One of the highest hills in Dorset, England

At 248 m, Dogbury Hill is one of the highest hills in the county of Dorset, England. It is the site of a prehistoric hill fort.

== Location ==
Dogmore Hill rises just a few hundred yards north of the village of Minterne Magna in the Blackmore Vale and east of the A352 about 14 kilometres from Dorchester. Its summit area is covered by the Dogmore Plantation and a lane runs over the hill and along the ridge to the southeast, passing close to the summit. There is a bridleway running roughly east to west across its northern flank and along the edge of the plantation. Nearby are the other eminences of Telegraph Hill, High Stoy and Gore Hill.

== Rivers and streams ==
The River Cerne rises in the shadow of High Stoy and Dogbury Hill, its actual source being a damp hollow in the steep valley head above Minterne Magna. On the other side of Dogbury is the source of the Caundle Brook, near Clinger Farm, the chief tributary of the Lydden.
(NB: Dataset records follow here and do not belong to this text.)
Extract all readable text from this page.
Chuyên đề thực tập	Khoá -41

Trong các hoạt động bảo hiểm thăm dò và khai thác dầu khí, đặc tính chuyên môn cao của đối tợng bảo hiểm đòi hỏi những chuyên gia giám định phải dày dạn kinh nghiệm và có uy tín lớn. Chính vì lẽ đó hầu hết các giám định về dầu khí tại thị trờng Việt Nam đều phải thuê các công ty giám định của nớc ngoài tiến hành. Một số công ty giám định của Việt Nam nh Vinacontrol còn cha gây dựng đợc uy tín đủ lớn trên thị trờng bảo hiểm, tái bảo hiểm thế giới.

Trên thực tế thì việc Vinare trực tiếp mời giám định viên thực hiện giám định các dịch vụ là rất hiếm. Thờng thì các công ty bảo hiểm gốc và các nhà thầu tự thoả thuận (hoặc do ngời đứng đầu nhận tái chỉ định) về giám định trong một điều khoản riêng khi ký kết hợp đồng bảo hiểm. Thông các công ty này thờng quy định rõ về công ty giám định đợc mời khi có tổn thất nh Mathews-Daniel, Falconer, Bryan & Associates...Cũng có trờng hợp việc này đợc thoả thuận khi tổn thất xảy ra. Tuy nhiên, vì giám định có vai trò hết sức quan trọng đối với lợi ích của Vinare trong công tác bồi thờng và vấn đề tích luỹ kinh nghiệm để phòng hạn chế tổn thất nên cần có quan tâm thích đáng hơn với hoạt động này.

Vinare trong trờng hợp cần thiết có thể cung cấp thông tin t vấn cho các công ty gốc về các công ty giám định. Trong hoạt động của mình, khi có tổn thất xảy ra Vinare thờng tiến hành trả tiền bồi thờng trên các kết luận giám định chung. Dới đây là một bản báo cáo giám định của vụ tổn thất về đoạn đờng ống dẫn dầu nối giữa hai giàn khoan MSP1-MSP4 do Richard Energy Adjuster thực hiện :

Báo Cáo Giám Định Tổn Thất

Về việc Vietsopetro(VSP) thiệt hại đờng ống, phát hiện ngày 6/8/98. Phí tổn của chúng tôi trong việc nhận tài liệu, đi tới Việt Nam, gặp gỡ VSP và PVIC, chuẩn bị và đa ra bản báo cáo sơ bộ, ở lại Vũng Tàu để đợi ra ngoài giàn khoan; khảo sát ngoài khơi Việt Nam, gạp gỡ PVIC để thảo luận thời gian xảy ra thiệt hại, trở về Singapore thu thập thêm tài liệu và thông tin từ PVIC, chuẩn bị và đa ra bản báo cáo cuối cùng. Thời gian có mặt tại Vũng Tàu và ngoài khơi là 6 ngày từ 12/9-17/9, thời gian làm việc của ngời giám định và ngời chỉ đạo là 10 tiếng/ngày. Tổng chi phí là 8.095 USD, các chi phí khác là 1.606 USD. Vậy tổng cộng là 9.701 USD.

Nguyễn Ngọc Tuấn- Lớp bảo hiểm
At Dogbury Hill there is an ancient enclosure.

== Dogbury Gate ==
Dogbury Gate (ST669044) is a miniature pass at the head of the Cerne Valley taking the main A352 over to the clay lowlands of the Blackmore Vale.

== Films ==
The area of Minterne, Dogbury Hill and High Stoy was the setting for Thomas Hardy's novel, The Woodlanders, Minterne House being referred to as Great Hintock House. The 1990s TV film of Hardy's Tess of the d'Urbervilles was made on Dogbury Hill.